I’m now under three weeks left in Malawi before I head off again for some more overland travel across Africa, and, I’m sure, more fun African travel stories. Before then my friend Stephanie comes to my little country this weekend to experience the joy of Lake Malawi. I would say time is flying by for me, but in reality it seems like it’s moving at a normal pace. Not too fast; not too slow. Just like Malawi.

Before I sign out, here are some more fun tidbits I picked up about Malawi during my travels. While visiting schools I was surrounded by Malawians all day with no Westerners anywhere to be found, so I got to learn some more about the culture:

-Driving down the ol’ M1 in the Northern Region of Malawi we passed by an official-looking road sign that read “CAMEL” just off the road. My driver informed me that the owner of that house brought the first camel to Malawi just a few years ago so they put a sign up in front of his house. Apparently he uses it to sow his fields and ride into town.

-If the Gula Wamkulu was the most incredible thing I saw in Africa so far, this is number 1b. There’s a boy named William who read a book in a library (donated by USAID) about wind power. William was 14 at the time and had dropped out of school because his very rural parents could not afford the school fees.
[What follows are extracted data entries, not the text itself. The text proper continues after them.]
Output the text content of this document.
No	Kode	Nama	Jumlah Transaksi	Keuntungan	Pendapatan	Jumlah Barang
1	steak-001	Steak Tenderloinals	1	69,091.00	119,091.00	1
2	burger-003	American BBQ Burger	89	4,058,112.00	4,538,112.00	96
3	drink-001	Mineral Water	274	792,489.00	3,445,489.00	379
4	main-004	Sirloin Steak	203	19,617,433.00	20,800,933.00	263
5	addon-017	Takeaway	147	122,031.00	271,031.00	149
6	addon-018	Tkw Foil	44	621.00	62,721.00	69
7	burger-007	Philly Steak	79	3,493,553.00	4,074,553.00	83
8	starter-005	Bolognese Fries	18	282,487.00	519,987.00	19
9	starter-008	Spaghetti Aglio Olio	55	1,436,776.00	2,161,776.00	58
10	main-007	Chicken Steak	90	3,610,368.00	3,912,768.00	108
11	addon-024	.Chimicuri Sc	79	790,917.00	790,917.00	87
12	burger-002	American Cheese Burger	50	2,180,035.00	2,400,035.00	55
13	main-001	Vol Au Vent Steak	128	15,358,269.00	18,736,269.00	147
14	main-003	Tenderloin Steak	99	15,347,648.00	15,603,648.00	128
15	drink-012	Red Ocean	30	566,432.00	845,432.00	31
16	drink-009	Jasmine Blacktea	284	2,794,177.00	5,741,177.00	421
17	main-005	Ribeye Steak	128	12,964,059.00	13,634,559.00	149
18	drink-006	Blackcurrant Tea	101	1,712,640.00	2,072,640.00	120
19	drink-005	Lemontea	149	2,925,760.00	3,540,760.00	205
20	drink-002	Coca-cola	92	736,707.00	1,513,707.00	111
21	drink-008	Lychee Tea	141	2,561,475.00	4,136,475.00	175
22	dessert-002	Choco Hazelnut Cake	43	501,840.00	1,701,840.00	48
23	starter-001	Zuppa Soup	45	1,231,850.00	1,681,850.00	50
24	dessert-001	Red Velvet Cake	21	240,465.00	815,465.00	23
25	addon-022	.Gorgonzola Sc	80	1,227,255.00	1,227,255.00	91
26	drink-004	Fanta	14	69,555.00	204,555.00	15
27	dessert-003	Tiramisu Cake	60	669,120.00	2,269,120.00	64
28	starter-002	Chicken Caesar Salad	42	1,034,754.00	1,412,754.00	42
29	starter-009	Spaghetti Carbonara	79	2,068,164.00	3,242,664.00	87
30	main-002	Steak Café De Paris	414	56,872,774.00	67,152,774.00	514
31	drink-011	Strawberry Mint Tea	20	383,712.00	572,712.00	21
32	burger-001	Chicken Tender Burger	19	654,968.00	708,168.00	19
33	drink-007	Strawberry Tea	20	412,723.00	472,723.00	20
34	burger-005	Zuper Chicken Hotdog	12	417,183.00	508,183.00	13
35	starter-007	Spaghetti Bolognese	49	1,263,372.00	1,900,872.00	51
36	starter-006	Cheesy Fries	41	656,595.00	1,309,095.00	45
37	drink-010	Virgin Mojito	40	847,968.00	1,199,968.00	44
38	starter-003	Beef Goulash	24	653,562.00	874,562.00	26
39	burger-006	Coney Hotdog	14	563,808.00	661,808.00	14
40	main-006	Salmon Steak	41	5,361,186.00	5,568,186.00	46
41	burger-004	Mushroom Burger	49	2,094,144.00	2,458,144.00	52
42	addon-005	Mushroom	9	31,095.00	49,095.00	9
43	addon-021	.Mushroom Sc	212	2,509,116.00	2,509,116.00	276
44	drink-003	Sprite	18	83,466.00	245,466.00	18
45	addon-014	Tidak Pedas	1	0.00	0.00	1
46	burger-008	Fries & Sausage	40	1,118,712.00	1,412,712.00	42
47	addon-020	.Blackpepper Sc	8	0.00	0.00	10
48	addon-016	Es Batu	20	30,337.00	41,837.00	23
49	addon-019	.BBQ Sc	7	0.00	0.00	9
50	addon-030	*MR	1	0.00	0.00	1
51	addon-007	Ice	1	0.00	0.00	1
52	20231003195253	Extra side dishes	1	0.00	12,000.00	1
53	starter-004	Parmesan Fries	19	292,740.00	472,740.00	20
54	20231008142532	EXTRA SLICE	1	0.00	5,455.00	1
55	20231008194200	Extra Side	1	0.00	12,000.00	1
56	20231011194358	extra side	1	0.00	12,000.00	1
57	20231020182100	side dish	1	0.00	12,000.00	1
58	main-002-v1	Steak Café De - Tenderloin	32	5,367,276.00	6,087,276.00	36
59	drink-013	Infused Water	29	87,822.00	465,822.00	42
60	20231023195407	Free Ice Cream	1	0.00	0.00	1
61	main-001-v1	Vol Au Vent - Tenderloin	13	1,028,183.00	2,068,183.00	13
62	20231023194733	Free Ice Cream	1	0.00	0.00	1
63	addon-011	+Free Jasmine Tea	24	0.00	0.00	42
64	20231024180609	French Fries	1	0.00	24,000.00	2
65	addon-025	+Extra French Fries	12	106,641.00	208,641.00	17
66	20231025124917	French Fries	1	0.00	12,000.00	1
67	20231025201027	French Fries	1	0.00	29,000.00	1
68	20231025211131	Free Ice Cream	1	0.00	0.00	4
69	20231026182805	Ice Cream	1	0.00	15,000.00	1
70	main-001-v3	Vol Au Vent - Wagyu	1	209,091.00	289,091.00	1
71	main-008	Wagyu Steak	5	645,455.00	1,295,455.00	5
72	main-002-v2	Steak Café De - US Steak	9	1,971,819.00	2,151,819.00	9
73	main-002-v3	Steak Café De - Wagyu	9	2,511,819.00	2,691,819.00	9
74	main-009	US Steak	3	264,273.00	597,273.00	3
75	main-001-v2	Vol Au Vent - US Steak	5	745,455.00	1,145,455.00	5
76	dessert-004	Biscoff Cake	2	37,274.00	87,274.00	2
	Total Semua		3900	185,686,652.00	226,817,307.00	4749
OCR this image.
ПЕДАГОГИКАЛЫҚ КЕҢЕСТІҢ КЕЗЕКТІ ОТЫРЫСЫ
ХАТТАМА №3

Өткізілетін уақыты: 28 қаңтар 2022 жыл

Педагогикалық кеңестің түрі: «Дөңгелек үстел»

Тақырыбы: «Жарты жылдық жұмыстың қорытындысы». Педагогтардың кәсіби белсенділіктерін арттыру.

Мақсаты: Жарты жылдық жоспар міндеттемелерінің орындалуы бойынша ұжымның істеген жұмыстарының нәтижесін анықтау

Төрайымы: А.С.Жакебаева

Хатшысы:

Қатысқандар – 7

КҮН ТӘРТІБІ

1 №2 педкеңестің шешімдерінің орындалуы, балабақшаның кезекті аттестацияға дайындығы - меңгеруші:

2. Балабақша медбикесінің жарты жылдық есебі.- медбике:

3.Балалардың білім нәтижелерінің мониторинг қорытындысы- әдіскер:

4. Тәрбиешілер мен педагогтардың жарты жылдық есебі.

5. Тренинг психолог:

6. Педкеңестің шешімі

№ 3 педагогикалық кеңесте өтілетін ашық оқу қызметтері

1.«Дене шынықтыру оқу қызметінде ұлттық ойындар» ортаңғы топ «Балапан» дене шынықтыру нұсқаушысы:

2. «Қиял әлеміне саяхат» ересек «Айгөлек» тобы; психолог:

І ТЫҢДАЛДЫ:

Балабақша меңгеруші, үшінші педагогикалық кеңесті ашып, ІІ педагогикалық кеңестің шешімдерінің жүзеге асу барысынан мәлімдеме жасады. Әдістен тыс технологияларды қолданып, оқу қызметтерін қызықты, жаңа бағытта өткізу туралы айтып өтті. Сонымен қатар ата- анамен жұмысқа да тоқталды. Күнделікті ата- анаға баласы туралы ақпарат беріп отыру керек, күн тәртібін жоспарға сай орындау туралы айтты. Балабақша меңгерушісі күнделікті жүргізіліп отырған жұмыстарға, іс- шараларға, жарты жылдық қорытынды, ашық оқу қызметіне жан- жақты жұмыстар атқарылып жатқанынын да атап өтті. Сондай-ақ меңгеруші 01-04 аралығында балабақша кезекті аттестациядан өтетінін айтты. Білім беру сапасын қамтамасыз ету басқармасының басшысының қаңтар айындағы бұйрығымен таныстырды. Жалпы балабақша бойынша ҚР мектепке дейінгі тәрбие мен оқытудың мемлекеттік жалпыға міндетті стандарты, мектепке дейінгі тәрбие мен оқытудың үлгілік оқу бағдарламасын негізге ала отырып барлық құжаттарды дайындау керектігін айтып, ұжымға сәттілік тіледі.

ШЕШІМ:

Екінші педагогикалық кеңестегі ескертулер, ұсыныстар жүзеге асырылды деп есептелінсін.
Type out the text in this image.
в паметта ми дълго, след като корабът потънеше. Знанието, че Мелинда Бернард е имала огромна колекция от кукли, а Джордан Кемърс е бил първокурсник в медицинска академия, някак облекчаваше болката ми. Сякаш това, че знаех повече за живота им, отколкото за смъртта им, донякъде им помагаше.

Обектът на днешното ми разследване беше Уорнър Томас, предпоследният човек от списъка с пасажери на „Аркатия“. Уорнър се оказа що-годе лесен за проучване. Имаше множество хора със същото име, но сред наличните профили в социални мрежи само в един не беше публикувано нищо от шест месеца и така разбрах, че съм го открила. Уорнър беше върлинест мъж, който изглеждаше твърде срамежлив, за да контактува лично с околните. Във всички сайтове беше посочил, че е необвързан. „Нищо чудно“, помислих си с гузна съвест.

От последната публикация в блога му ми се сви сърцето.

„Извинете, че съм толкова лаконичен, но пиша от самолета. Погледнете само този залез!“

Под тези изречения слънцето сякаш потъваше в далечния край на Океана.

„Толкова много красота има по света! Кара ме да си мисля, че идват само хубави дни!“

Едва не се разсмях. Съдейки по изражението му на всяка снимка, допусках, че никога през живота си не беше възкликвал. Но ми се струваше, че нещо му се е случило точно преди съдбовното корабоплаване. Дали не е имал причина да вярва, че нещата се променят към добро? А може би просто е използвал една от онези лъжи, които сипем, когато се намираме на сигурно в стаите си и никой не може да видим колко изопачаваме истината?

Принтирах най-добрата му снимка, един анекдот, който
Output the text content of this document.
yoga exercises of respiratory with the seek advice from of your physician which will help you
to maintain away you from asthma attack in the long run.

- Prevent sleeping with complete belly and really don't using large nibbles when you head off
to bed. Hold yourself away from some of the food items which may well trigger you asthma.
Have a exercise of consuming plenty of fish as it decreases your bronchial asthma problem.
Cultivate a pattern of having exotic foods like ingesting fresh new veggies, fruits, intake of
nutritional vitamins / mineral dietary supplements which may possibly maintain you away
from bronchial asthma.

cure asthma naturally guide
As William read about windmills he got the crazy idea in his head that he could build one and provide free electricity for his very rural house. So he did just that, in spite of the crazy looks he got from his family and friends. And to everyone’s amazement, it worked! Having never left his rural village and with no knowledge of electricity other than what he read in that book and another one on Chemistry he built a real working wind-powered electrical source. He even invented his own type of outlets and switches. And all of it was made with junk that he found laying around local villages. William’s house today has a tv, dvd, and ipods, all donated by a wealthy American and powered by this amazing boy. He’s now building a second windmill that will power a water pump and allow his family to irrigate an entire field. William is 19 now and has been given a scholarship to a prestigious school for future leaders of Africa in Johannesburg.,

-With so many animals living basically on the roads here in Malawi, I’ve been wondering what happens if you hit one of them. This week I found out the answer – you must negotiate with the owner a fair price for the animal. I got an estimate from some of my guides. If you hit a chicken you pay about $10. If you hit a dog (the local guard service) you pay about $15. And if you hit a goat you pay $25. You can also negotiate whether or not you get to take the animal with you for food.

-One of the local delicacies in Malawi is field mice, which they serve either boiled or fried, and sell on sticks along the sides of the road. Not every Malawian eats them, but the ones that do eat them eat the whole thing, starting with the head and working their way down. The tail is supposed to be the tastiest part of the mouse. It is said a good wife is one that serves a field mouse with the tail attached and a bad wife will cut it off.